For your second question I would first comment on the writing: Generally, I would expect you to condition on the other random variables directly, not on the $\sigma$-algebra for them. If you mean something else for those, please clarify.
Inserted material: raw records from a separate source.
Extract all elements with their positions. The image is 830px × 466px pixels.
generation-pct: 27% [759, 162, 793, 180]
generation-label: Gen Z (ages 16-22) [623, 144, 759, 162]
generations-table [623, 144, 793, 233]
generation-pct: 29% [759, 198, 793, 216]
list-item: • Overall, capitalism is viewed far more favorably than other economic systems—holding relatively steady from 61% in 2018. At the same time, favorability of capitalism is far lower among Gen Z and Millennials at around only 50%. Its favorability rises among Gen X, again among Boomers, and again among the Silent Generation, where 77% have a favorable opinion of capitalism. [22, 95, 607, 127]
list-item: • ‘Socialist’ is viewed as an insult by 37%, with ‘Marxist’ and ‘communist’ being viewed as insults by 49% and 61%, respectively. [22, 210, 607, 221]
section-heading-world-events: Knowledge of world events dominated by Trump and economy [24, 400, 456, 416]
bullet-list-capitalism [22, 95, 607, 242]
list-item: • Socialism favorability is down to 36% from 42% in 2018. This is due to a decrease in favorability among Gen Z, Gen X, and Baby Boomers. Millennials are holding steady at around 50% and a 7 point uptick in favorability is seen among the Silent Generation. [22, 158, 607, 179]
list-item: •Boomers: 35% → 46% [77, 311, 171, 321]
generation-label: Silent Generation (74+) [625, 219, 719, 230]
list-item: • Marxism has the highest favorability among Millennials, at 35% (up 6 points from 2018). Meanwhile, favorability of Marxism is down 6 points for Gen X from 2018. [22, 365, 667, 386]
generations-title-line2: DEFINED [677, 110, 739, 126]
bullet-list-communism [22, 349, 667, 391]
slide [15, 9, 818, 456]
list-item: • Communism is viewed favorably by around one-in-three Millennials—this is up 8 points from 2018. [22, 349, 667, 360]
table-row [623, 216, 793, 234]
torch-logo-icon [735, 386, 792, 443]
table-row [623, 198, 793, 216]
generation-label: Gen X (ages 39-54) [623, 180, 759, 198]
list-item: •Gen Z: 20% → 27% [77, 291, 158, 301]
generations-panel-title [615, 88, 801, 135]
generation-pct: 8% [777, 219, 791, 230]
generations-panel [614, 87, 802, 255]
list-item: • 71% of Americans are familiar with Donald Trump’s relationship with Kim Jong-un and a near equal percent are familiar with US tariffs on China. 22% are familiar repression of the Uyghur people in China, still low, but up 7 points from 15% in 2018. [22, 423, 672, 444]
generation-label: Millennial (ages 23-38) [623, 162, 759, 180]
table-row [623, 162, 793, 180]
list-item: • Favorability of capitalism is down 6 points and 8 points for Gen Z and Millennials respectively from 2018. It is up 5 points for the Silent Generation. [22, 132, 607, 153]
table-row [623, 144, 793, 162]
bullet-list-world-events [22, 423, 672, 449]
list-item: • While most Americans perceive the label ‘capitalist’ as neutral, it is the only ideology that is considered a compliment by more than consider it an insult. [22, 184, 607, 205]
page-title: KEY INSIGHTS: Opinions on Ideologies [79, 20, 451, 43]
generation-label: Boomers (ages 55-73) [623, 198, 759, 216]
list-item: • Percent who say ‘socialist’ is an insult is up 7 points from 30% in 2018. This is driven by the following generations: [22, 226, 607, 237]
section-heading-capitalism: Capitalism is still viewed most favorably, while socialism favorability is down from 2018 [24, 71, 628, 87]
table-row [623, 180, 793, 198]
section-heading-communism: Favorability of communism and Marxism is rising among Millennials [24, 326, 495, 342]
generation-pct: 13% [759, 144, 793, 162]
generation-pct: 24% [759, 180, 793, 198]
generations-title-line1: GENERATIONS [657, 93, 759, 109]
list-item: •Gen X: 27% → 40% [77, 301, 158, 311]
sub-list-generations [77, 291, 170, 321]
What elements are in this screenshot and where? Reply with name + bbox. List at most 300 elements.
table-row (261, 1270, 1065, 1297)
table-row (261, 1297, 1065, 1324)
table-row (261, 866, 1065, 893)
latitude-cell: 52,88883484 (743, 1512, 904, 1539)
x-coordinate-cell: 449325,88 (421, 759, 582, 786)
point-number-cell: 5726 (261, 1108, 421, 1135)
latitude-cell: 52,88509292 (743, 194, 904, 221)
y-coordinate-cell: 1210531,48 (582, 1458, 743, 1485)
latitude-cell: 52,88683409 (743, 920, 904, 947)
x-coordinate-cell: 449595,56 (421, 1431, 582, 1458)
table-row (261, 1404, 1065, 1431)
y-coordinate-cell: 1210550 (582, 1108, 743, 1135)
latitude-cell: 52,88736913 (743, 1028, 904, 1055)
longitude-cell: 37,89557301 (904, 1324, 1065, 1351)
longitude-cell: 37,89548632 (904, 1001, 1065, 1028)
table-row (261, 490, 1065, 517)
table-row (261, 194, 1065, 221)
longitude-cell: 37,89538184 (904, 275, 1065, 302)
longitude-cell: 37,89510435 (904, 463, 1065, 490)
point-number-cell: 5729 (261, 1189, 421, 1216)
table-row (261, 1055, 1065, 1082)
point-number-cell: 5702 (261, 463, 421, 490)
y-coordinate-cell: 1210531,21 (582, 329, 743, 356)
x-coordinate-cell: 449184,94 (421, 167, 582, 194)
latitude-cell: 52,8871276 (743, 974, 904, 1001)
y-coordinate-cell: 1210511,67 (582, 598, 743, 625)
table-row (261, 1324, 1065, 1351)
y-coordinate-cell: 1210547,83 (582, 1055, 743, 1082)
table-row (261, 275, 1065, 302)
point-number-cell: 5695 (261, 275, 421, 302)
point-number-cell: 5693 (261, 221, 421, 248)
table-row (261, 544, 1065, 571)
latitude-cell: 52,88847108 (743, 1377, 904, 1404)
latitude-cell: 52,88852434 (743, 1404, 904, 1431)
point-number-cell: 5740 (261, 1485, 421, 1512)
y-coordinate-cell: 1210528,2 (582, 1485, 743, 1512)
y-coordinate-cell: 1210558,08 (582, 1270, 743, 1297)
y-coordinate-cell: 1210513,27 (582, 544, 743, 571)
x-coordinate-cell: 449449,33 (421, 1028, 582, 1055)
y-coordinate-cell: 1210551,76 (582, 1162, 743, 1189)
Then the general part for your examples is that if you define $X_{n+1}$ only based on $X_n$ you can ignore all previous random variables for calculating the conditional expectation. This is indeed true. There are many ways of showing this. Maybe the simplest is to write out that $P(X_0,\dots,X_n)=P(X_0)\prod_{i=1}^n P(X_i|X_{i-1})$, and observing that $P(X_{n+1}| X_n)$ is indeed the conditional probability as we would assume based on the naming. Then the raw definition of the conditional expectation $\mathbb{E}(X_{n+1}|X_0,\dots,X_n)$ is:

\begin{eqnarray} \mathbb{E}(X_{n+1}|X_0,\dots,X_n) &=& \int x_{n+1} dP(X_{n+1}|X_0,\dots,X_n)\\ &=& \int x_{n+1} d\left[\frac{P(X_{n+1},X_0,\dots,X_n)}{P(X_0,\dots,X_n)}\right]\\ &=& \int x_{n+1} dP(X_{n+1}|X_n) \end{eqnarray}

as all other P cancel in the ratio.

Note that this expectation is not the expectation for the (n+1)th variable $\mathbb{E}(X_{n+1})$, which is equal to the expectation of the marginal $P(X_{n+1})$, which will not necessarily have a simple distribution. If you are interested in this expectation, you'll have to find a way to calculate $\mathbb{E}(X_{n+1})$ from $\mathbb{E}(X_{n})$ and do the induction.